Whilst most perceptions of Australia are for it’s stunning beaches, kangaroos and glorious weather, Melbourne it has to be said, takes more of a European approach. With a restaurant and bar scene that’s difficult to match anywhere in the world, along with its love for theater, art, fitness, sport, fashion and cosmopolitan lifestyle, it’s easy to see why Melbourne is the most livable city in the world.
One of the main reasons Melbourne evokes that European flair that you’d find in the streets of Rome, Paris or Lisbon is its quirky and personality-filled laneways. When visitors come to Melbourne, they sometimes feel at odds with where they should go, what they should see. But with its laneways and indulging persona, Melbourne is about wandering, snacking and seeing things up close.
And in some of Melbourne’s best laneways, you can do all of that.
Hardware Lane stands out as Melbourne’s most popular laneway for dining out. Sandwiched in between Bourke and Lonsdale Street, Hardware Lane has a flurry of different cuisines on offer including Italian, Mexican, Australian and Asian flavors. Soft spoken yet insistent hosts will attempt to lure you, as they represent their respective venues and restaurants That of course, is all part of the experience and it’s better to embrace the vibrant atmosphere than to deny it.

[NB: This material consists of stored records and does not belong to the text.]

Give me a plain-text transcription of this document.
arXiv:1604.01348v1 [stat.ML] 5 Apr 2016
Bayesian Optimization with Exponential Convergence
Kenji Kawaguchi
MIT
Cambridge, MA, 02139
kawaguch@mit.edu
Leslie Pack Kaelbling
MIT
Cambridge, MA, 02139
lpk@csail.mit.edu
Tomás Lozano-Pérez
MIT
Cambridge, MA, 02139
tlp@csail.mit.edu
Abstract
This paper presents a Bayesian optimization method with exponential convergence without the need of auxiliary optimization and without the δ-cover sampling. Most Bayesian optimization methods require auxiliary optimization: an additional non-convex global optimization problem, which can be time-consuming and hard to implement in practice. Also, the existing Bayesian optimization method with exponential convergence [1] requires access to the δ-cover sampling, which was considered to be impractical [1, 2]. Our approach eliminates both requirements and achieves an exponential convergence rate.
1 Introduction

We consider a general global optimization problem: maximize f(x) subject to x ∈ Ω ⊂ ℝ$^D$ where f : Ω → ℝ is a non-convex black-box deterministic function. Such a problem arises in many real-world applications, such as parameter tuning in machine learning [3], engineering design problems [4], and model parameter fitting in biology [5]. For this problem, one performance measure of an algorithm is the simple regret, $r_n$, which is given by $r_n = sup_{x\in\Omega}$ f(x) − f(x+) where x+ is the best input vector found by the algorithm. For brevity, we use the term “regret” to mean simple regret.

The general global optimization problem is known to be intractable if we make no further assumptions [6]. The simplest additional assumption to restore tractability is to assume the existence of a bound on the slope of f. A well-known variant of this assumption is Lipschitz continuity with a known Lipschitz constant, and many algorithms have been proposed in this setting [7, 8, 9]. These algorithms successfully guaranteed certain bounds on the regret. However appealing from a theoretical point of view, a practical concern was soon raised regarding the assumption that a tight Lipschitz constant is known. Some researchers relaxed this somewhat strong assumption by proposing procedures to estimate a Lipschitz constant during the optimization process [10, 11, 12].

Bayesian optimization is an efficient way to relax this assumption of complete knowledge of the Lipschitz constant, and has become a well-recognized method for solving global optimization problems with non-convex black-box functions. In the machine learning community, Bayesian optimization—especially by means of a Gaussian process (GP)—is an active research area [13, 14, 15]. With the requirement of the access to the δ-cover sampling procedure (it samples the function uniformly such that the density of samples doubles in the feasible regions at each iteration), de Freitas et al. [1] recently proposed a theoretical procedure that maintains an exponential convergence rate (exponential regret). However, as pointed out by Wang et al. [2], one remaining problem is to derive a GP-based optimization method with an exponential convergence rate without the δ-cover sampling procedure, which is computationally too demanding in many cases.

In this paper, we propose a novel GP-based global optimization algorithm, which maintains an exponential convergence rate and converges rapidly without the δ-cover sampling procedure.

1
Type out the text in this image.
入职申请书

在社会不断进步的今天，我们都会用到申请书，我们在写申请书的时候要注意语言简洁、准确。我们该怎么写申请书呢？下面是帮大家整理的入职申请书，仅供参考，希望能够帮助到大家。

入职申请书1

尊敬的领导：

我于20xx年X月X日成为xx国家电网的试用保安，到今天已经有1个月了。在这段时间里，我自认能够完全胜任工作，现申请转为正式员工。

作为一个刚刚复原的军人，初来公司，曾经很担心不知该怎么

The setting is charming, with candles to light up the table setting, signage of all shapes and sizes, and buildings over a century old still standing firm.

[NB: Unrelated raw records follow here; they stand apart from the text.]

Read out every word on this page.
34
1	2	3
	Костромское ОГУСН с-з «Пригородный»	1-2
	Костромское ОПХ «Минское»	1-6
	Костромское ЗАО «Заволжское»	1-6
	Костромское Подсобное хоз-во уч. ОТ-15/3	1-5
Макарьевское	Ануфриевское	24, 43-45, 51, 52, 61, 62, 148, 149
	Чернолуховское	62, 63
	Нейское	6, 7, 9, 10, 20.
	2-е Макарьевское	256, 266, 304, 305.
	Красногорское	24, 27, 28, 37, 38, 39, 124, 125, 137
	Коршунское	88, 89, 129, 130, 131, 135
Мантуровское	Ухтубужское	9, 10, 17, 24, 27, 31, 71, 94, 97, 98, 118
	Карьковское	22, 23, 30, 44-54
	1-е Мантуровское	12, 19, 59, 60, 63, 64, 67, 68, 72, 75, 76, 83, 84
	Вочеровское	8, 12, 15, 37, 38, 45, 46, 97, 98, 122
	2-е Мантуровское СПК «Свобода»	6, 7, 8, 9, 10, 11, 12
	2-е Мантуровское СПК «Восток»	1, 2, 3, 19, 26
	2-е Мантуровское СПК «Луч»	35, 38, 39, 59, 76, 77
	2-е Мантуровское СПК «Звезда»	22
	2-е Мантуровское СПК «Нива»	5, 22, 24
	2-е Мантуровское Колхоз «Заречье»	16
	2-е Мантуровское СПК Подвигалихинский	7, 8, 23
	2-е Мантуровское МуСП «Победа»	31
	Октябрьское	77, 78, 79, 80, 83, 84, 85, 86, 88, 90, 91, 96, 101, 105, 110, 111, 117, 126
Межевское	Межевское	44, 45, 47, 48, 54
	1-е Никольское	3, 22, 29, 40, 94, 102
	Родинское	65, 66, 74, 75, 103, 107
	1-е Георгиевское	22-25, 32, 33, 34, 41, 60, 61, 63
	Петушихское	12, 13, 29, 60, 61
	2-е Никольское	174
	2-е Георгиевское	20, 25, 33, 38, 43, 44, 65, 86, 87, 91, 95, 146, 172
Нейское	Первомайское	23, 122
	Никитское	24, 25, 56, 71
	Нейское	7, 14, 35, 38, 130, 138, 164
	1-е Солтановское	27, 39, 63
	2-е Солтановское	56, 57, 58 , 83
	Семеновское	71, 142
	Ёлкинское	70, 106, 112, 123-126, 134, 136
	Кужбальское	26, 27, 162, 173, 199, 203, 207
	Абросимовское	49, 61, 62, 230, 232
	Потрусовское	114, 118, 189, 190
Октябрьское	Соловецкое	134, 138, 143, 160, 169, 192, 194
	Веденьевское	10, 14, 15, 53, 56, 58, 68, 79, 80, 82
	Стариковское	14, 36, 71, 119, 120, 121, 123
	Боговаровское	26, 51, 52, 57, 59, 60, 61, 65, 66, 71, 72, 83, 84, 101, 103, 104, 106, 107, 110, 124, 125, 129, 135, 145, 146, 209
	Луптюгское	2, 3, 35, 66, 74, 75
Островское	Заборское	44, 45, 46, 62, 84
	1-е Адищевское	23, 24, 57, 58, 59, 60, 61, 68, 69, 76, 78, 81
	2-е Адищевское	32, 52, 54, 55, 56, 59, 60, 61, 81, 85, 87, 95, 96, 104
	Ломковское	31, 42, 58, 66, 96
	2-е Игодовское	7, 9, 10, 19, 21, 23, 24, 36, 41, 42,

If you want to try Kangaroo meat, and one of Melbourne’s newest high rated restaurants on Trip Advisor, Grill Steak Seafood. If you love a constant upbeat vibe with modern, Italian and Mediterranean cuisine, head to Max Restaurant. If you love fresh, sustainable and nothing short of outstanding seafood, head over to Claypots Barborossa.
Degraves Street and Centre Place get mixed up because they’re directly across each other. Nevertheless, these two laneways are just across the road from Flinders Street Station, the entrance to Melbourne’s CBD. Degraves is the wider of the two, and although seen as a ‘laneway’ it’s actually a street.

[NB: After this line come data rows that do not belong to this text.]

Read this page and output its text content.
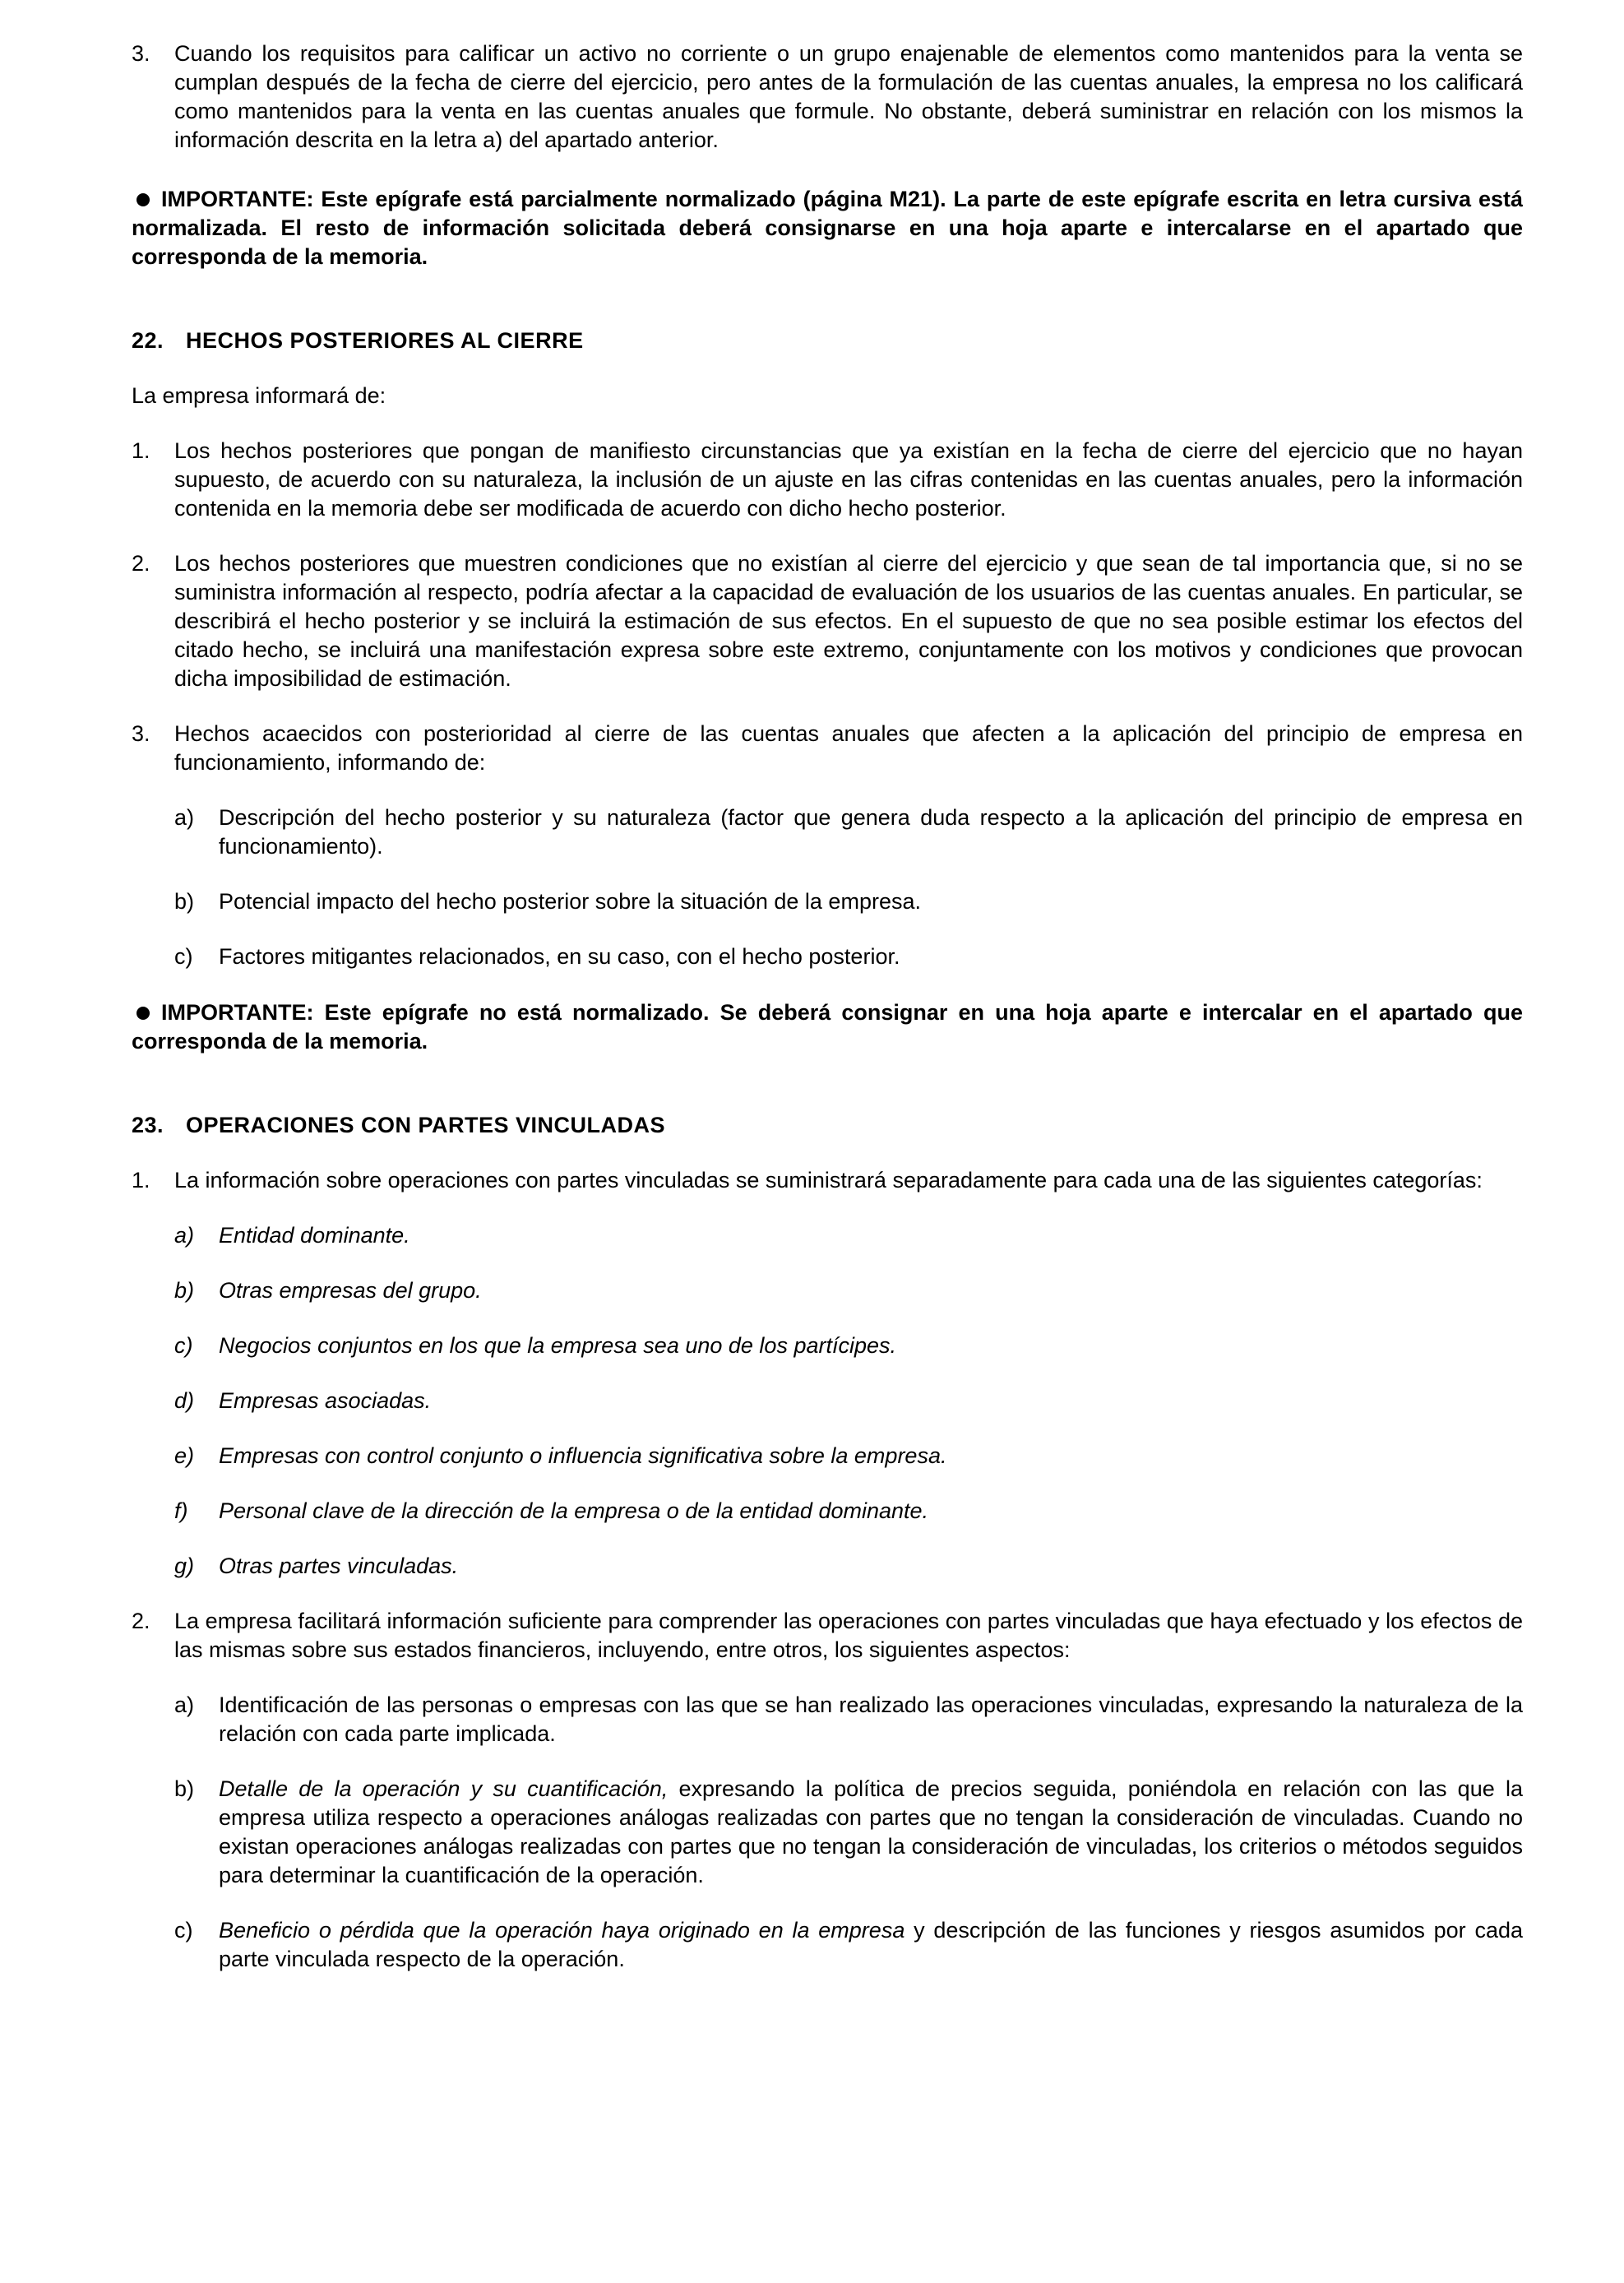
3. Cuando los requisitos para calificar un activo no corriente o un grupo enajenable de elementos como mantenidos para la venta se cumplan después de la fecha de cierre del ejercicio, pero antes de la formulación de las cuentas anuales, la empresa no los calificará como mantenidos para la venta en las cuentas anuales que formule. No obstante, deberá suministrar en relación con los mismos la información descrita en la letra a) del apartado anterior.
IMPORTANTE: Este epígrafe está parcialmente normalizado (página M21). La parte de este epígrafe escrita en letra cursiva está normalizada. El resto de información solicitada deberá consignarse en una hoja aparte e intercalarse en el apartado que corresponda de la memoria.
22. HECHOS POSTERIORES AL CIERRE
La empresa informará de:
1. Los hechos posteriores que pongan de manifiesto circunstancias que ya existían en la fecha de cierre del ejercicio que no hayan supuesto, de acuerdo con su naturaleza, la inclusión de un ajuste en las cifras contenidas en las cuentas anuales, pero la información contenida en la memoria debe ser modificada de acuerdo con dicho hecho posterior.
2. Los hechos posteriores que muestren condiciones que no existían al cierre del ejercicio y que sean de tal importancia que, si no se suministra información al respecto, podría afectar a la capacidad de evaluación de los usuarios de las cuentas anuales. En particular, se describirá el hecho posterior y se incluirá la estimación de sus efectos. En el supuesto de que no sea posible estimar los efectos del citado hecho, se incluirá una manifestación expresa sobre este extremo, conjuntamente con los motivos y condiciones que provocan dicha imposibilidad de estimación.
3. Hechos acaecidos con posterioridad al cierre de las cuentas anuales que afecten a la aplicación del principio de empresa en funcionamiento, informando de:
a) Descripción del hecho posterior y su naturaleza (factor que genera duda respecto a la aplicación del principio de empresa en funcionamiento).
b) Potencial impacto del hecho posterior sobre la situación de la empresa.
c) Factores mitigantes relacionados, en su caso, con el hecho posterior.
IMPORTANTE: Este epígrafe no está normalizado. Se deberá consignar en una hoja aparte e intercalar en el apartado que corresponda de la memoria.
23. OPERACIONES CON PARTES VINCULADAS
1. La información sobre operaciones con partes vinculadas se suministrará separadamente para cada una de las siguientes categorías:
a) Entidad dominante.
b) Otras empresas del grupo.
c) Negocios conjuntos en los que la empresa sea uno de los partícipes.
d) Empresas asociadas.
e) Empresas con control conjunto o influencia significativa sobre la empresa.
f) Personal clave de la dirección de la empresa o de la entidad dominante.
g) Otras partes vinculadas.
2. La empresa facilitará información suficiente para comprender las operaciones con partes vinculadas que haya efectuado y los efectos de las mismas sobre sus estados financieros, incluyendo, entre otros, los siguientes aspectos:
a) Identificación de las personas o empresas con las que se han realizado las operaciones vinculadas, expresando la naturaleza de la relación con cada parte implicada.
b) Detalle de la operación y su cuantificación, expresando la política de precios seguida, poniéndola en relación con las que la empresa utiliza respecto a operaciones análogas realizadas con partes que no tengan la consideración de vinculadas. Cuando no existan operaciones análogas realizadas con partes que no tengan la consideración de vinculadas, los criterios o métodos seguidos para determinar la cuantificación de la operación.
c) Beneficio o pérdida que la operación haya originado en la empresa y descripción de las funciones y riesgos asumidos por cada parte vinculada respecto de la operación.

With a vibe and visuals that you’d expect from Paris, it’s Italian styled cafes that you’ll see most; although there’s plenty of Tapas-influenced choices to choose from, too.
Centre Place is smaller, more run-down and grungy, yet that’s exactly what we like. It’s not as popular as Degraves, but it may have a little more personality about it. With tons of cheap eats here, you’ll be in budget food heaven. If Degraves looks like Paris then Centre Place looks more like Rome, except with soups, sandwiches and wraps will be on the menus.
With all these options that just smash you in the face, we think it’s best you make your own decision on food; there are too many to name! Saying that, if you want to get away from it all, there’s a ‘secret bar’ called Hell’s Kitchen on Centre Place. It’s a floor above, so finding the stairs to the bar might be tricky, but worth the mini-adventure.
Laneways aren’t just meant to for food and drinks in Melbourne, and Hosier Lane it’s arguably the city’s most photogenic. A palette of colors from all sides and angles will beckon, showcasing some of the raw and underground talents of Melbourne’s artists. From pastels to stencils to spray-painted murals, Hosier Lane is the best laneway for street art. Yet, it’ll be difficult to enjoy these walls of color among troves of onlookers, so head there before the usual city rush hour, perhaps before 8 a.m.
If you ask any Melbournian music fan about which lanes to visit, AC/DC Lane will be the first one they’ll mention. The famous band drove through Melbourne’s CBD streets and laneways over 40 years ago, and the memory is kept alive in this laneway with it’s many murals of the band.
Cherry Bar won’t let you down if you want a few drinks and to listen to some real rock and roll music. This place is always lively and busy, so visit with your dancing shoes on.